The story over at Diamond Peak Ski Resort in Incline Village is similar.
“The cold temperatures are allowing us to make snow 24 hours a day. We’re open top to bottom with 4 lifts running,” said resort spokeswoman Barb Collier in a Monday email. “We were able to open another run today … I’ve been out there a couple of time and the snow is amazing.”
Heavenly Mountain Resort has been able to open the Nevada base and two California bases, with lifts running on each side, though there’s not enough snow to connect the two states. The mountain has also been working to let people know there is some snow and the skiing is good.
“We’ve put a lot of time and expense toward creating the best possible ski and snowboard experience for our guests,” said Heavenly general manager Pete Sonntag in a statement. “We’re extremely excited to have the California side of our mountain open in time for the Christmas holiday.”
“We’re still in the process of maintaining tractors and plows and taking in contracts,” said Rob Kalbs, owner of All Clean Snow Removal on the South Shore. “As far as I’m concerned this is a typical winter.”
There are also businesses that seemingly would rely on heavy snowfall, but have found a way to stabilize the up and down conditions. On the South Shore, Alpine Smith Snow Removal charges a seasonal contract price that’s not dependent on the amount of snow that comes down.
“We’ve found a way to isolate ourselves from those variations,” said owner Daron Smith. “But I do sympathize with the folks in town who rely on the tourist-based economy.”
In terms of resort reservations, Andy Chapman, tourism director for the North Lake Tahoe Resort Association, said advance bookings in October were up 35 percent year over the past year for 18 different North Lake Tahoe properties.
“Last year was phenomenal, no doubt, and now we are on the other end of that and are seeing below normal precipitation,” Chapman said. “The good thing is that cold temperatures have allowed resorts to make a lot of snow. Given the fact that we have had limited natural snowfall, the resorts still can put a nice product on the ground.”
On Monday, Squaw Valley spokeswoman Amelia Richmond said cold temperatures and diverse terrain have provided strong ski conditions despite limited snowfall.
Judging the season collectively, Richmond said she’s confident more snow will eventually fall, considering the region is known for its “feast or famine” winters.
Adam and Scott Kmitta, co-owners of Truckee’s Black Tie Ski Rentals branch, said Monday their revenues this month are 95 percent of last year’s, and the company has had to hire more staff to accommodate the demand in current and future reservations.
“We’re actually very busy right now,” said Adam Kmitta. “People have booked in advance and we’re running at full capacity right now.”
The company that offers private delivery ski and snowboard rentals has noticed a change in the length of ski reservations, Adam said, with bookings typically lasting 3-4 days versus 6-7 days compared to last year. While booking are shorter, he said the amount of reservations has increased to fill the gap in revenue.

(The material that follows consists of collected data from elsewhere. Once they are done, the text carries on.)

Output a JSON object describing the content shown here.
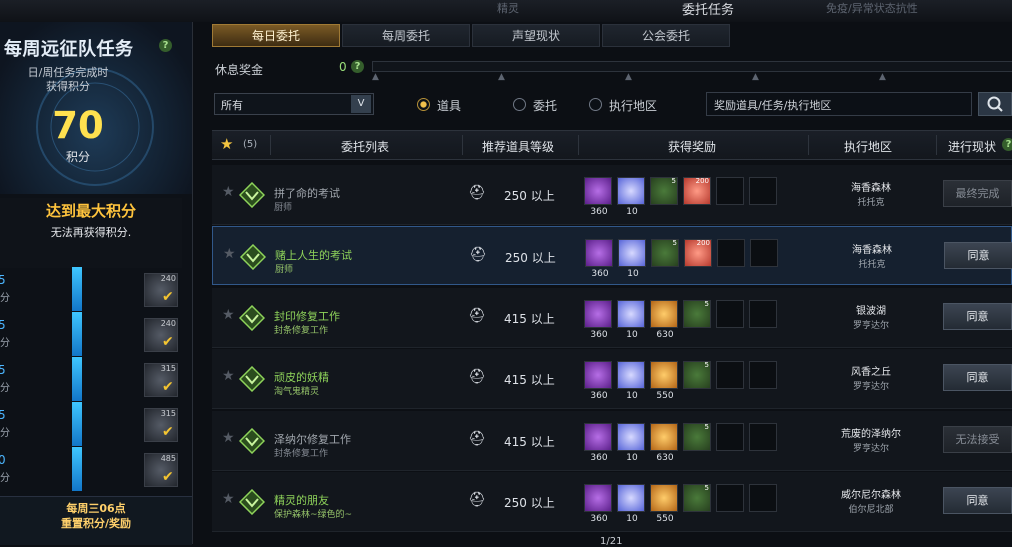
{
  "top_tabs": [
    "精灵",
    "委托任务",
    "免疫/异常状态抗性"
  ],
  "weekly": {
    "title": "每周远征队任务",
    "subtitle": "日/周任务完成时\n获得积分",
    "score": "70",
    "score_unit": "积分",
    "max_title": "达到最大积分",
    "max_sub": "无法再获得积分.",
    "reset": "每周三06点\n重置积分/奖励",
    "tiers": [
      {
        "num": "5",
        "unit": "分",
        "reward": "240"
      },
      {
        "num": "5",
        "unit": "分",
        "reward": "240"
      },
      {
        "num": "5",
        "unit": "分",
        "reward": "315"
      },
      {
        "num": "5",
        "unit": "分",
        "reward": "315"
      },
      {
        "num": "0",
        "unit": "分",
        "reward": "485"
      }
    ]
  },
  "tabs": [
    "每日委托",
    "每周委托",
    "声望现状",
    "公会委托"
  ],
  "rest_bonus": {
    "label": "休息奖金",
    "value": "0"
  },
  "filter": {
    "selected": "所有",
    "dropdown_icon": "V",
    "radios": [
      "道具",
      "委托",
      "执行地区"
    ],
    "radio_selected": 0,
    "search_placeholder": "奖励道具/任务/执行地区"
  },
  "table_header": {
    "fav_count": "(5)",
    "cols": [
      "委托列表",
      "推荐道具等级",
      "获得奖励",
      "执行地区",
      "进行现状"
    ]
  },
  "rows": [
    {
      "name": "拼了命的考试",
      "sub": "厨师",
      "level": "250 以上",
      "zone": "海香森林",
      "zone_sub": "托托克",
      "status": "最终完成",
      "status_enabled": false,
      "dim": true,
      "rewards": [
        {
          "kind": "purple",
          "count": "360"
        },
        {
          "kind": "crystal",
          "count": "10"
        },
        {
          "kind": "potion",
          "count": "",
          "sup": "5"
        },
        {
          "kind": "heart",
          "count": "",
          "sup": "200"
        }
      ]
    },
    {
      "name": "赌上人生的考试",
      "sub": "厨师",
      "level": "250 以上",
      "zone": "海香森林",
      "zone_sub": "托托克",
      "status": "同意",
      "status_enabled": true,
      "dim": false,
      "rewards": [
        {
          "kind": "purple",
          "count": "360"
        },
        {
          "kind": "crystal",
          "count": "10"
        },
        {
          "kind": "potion",
          "count": "",
          "sup": "5"
        },
        {
          "kind": "heart",
          "count": "",
          "sup": "200"
        }
      ]
    },
    {
      "name": "封印修复工作",
      "sub": "封条修复工作",
      "level": "415 以上",
      "zone": "银波湖",
      "zone_sub": "罗亨达尔",
      "status": "同意",
      "status_enabled": true,
      "dim": false,
      "rewards": [
        {
          "kind": "purple",
          "count": "360"
        },
        {
          "kind": "crystal",
          "count": "10"
        },
        {
          "kind": "lantern",
          "count": "630"
        },
        {
          "kind": "potion",
          "count": "",
          "sup": "5"
        }
      ]
    },
    {
      "name": "顽皮的妖精",
      "sub": "淘气鬼精灵",
      "level": "415 以上",
      "zone": "风香之丘",
      "zone_sub": "罗亨达尔",
      "status": "同意",
      "status_enabled": true,
      "dim": false,
      "rewards": [
        {
          "kind": "purple",
          "count": "360"
        },
        {
          "kind": "crystal",
          "count": "10"
        },
        {
          "kind": "lantern",
          "count": "550"
        },
        {
          "kind": "potion",
          "count": "",
          "sup": "5"
        }
      ]
    },
    {
      "name": "泽纳尔修复工作",
      "sub": "封条修复工作",
      "level": "415 以上",
      "zone": "荒废的泽纳尔",
      "zone_sub": "罗亨达尔",
      "status": "无法接受",
      "status_enabled": false,
      "dim": true,
      "rewards": [
        {
          "kind": "purple",
          "count": "360"
        },
        {
          "kind": "crystal",
          "count": "10"
        },
        {
          "kind": "lantern",
          "count": "630"
        },
        {
          "kind": "potion",
          "count": "",
          "sup": "5"
        }
      ]
    },
    {
      "name": "精灵的朋友",
      "sub": "保护森林~绿色的~",
      "level": "250 以上",
      "zone": "威尔尼尔森林",
      "zone_sub": "伯尔尼北部",
      "status": "同意",
      "status_enabled": true,
      "dim": false,
      "rewards": [
        {
          "kind": "purple",
          "count": "360"
        },
        {
          "kind": "crystal",
          "count": "10"
        },
        {
          "kind": "lantern",
          "count": "550"
        },
        {
          "kind": "potion",
          "count": "",
          "sup": "5"
        }
      ]
    }
  ],
  "pager": "1/21"
}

“People are waiting to find out what is going to happen with the snow,” Adam said.
A lag in snow this time of year could have repercussions for many businesses further down the line, said Lake Tahoe Visitors Authority Executive Director Carol Chaplin.
“We’re all tapping our foot and hoping this doesn’t continue too long,” Chaplin said. “This is one of those times where we begin to be challenged to have a really robust season.”
— Rob Sabo of the Northern Nevada Business Weekly and Kevin MacMillan contributed to this report.